Given a source text, I burrow through, finding phrases that please or scare me. It’s pretty quick and quite intuitive … things go wrong when I become deliberate or try to make “strategic” choices. Starting at the bottom of the column, and hewing mostly to the left side, I get to this paragraph:

Up I say to mad friends and now stop ∙ stay
seated ∙ turn round ∙ spot the ash river a sad
king thought to face at a right angle and be wed
to war in these rockscape hills ∙ to each angel
comes a kind of rest ∙ a Hell no lucent woman
or man may be other to ∙ so I own that inmost
forge where in woods a road runs to an island

Not awful. Could stand on its own as a prose poem maybe. But I feel undone with it so I burrow through again. Here’s, this evening, the poem I got to:

EAST

Comes war to forge a man.
Eats up to king.

Hell, so a road.

Hills, right at the stop end.
Sad,

stay sad,
a woe angle.

I know it’s a downward poem and that’s about it. There’s an upward poem in there too, its complement, next to be writ.

Been playing around awhile

with a composting practice. Take a transcript of a dream, embarrassingly open maybe, and type it up as a paragraph, stripping out punctuation and caps, a first stage of digestion. Then, burrow through it, wormwise, a la Tom Phillips, making phrases you’d never a thunk of, on yer own. Compose those phrases as a poem.
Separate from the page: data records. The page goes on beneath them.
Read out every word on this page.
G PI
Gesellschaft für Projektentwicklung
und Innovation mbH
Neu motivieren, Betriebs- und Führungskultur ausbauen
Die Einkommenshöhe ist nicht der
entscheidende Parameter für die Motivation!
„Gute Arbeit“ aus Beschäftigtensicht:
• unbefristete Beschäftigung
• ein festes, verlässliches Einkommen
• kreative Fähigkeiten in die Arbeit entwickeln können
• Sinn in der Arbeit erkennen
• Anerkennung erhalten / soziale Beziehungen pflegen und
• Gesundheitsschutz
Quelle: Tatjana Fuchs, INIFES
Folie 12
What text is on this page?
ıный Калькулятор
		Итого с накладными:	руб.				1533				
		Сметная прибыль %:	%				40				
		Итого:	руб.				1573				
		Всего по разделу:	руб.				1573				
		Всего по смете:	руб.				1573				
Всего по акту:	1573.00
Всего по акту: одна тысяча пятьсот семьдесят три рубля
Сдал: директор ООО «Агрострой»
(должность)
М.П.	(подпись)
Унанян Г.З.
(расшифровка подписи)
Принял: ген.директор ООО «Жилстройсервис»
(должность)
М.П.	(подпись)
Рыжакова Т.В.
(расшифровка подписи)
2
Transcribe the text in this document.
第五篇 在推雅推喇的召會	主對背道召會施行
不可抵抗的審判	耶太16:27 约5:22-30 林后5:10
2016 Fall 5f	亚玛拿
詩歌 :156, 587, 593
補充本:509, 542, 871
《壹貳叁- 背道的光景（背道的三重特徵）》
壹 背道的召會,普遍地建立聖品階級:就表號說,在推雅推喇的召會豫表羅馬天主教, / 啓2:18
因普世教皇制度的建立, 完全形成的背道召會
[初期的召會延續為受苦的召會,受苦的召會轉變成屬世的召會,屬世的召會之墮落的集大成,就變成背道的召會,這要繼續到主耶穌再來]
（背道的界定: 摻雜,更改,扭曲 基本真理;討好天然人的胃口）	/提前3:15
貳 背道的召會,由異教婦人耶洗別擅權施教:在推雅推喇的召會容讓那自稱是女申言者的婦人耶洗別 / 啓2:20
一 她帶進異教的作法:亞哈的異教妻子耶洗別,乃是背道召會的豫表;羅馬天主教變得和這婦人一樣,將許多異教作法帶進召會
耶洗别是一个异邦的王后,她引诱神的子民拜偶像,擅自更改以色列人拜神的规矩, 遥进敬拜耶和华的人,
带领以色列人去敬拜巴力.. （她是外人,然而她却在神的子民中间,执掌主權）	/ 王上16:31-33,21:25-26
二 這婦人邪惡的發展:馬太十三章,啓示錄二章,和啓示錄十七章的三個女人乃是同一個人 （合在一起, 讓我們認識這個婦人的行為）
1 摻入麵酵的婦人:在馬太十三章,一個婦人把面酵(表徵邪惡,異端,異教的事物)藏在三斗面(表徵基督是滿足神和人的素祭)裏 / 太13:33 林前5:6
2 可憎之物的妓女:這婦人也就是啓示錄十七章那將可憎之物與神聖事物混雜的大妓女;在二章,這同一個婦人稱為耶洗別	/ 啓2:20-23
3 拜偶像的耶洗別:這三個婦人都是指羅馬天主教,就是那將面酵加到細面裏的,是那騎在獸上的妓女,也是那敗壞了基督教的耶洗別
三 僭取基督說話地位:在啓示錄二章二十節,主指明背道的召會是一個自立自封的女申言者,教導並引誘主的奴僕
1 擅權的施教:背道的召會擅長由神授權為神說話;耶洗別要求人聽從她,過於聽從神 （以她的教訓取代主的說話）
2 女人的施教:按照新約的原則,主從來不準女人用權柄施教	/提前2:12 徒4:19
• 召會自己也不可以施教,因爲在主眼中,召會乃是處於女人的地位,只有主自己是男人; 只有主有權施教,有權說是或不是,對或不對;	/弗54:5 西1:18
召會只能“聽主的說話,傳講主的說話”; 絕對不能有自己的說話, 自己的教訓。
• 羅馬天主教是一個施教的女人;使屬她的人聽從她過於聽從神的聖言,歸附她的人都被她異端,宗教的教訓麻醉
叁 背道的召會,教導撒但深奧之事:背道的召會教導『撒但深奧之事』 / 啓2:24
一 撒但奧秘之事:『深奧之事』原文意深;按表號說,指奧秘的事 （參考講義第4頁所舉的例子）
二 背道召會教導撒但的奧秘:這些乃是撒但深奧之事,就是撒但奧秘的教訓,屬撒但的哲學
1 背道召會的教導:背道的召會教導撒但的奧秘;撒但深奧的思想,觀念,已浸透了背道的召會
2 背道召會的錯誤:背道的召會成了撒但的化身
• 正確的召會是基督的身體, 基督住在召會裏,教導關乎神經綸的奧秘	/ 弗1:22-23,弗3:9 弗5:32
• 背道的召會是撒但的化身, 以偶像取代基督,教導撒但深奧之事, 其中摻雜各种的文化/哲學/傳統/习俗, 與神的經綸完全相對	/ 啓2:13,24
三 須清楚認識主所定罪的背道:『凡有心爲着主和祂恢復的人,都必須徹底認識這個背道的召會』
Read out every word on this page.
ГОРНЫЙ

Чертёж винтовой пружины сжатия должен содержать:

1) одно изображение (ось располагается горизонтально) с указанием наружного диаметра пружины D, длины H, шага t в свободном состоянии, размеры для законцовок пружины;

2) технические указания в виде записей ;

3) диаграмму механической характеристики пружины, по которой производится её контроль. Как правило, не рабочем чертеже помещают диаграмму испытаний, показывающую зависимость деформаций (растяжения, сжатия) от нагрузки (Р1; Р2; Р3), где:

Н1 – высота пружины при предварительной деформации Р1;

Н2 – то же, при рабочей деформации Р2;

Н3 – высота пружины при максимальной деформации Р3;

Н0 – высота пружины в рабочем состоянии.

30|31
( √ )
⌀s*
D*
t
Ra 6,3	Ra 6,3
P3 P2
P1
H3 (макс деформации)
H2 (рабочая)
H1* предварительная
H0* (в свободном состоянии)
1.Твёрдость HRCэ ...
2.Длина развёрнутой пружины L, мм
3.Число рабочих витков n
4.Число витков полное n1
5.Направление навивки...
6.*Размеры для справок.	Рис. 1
I’ll post one of those sometime soon probably. But here now’s to tell, I’m playing with a modified practice of that, two stages. One, worm through a dream transcript to make a prose poem, such as

The roads in are look thrown down over a side
of them a bit further ∙ so fine I have to map that
too ∙ each step I want more a mountain road to
where the valley of what else I am even in win-
ter sunlight on it and me bleached wood in the
water in a crouch ∙ a lake fallen through firs in
the foreground ∙ brilliant bare red bush ∙ then in
a car with the mountains hiking us ∙ art a moth
taught us ∙ Just be at rest as you hack through a
rent sort of small dead ∙ the trees here really do
wake an interwoven densely spacious impasse

And then, pass through again, wormwise as before, to make verse poems as castings, as here

RED KING

Look fine.
I want what else I am brilliant at.

Red
king, hack us through these
here red trees.

Each step bit them.
Am really in a rough pass
Winter oven.

Feels to me, it has more of me in it, the me most meaningful to me, for having about zero autobiographical to offer.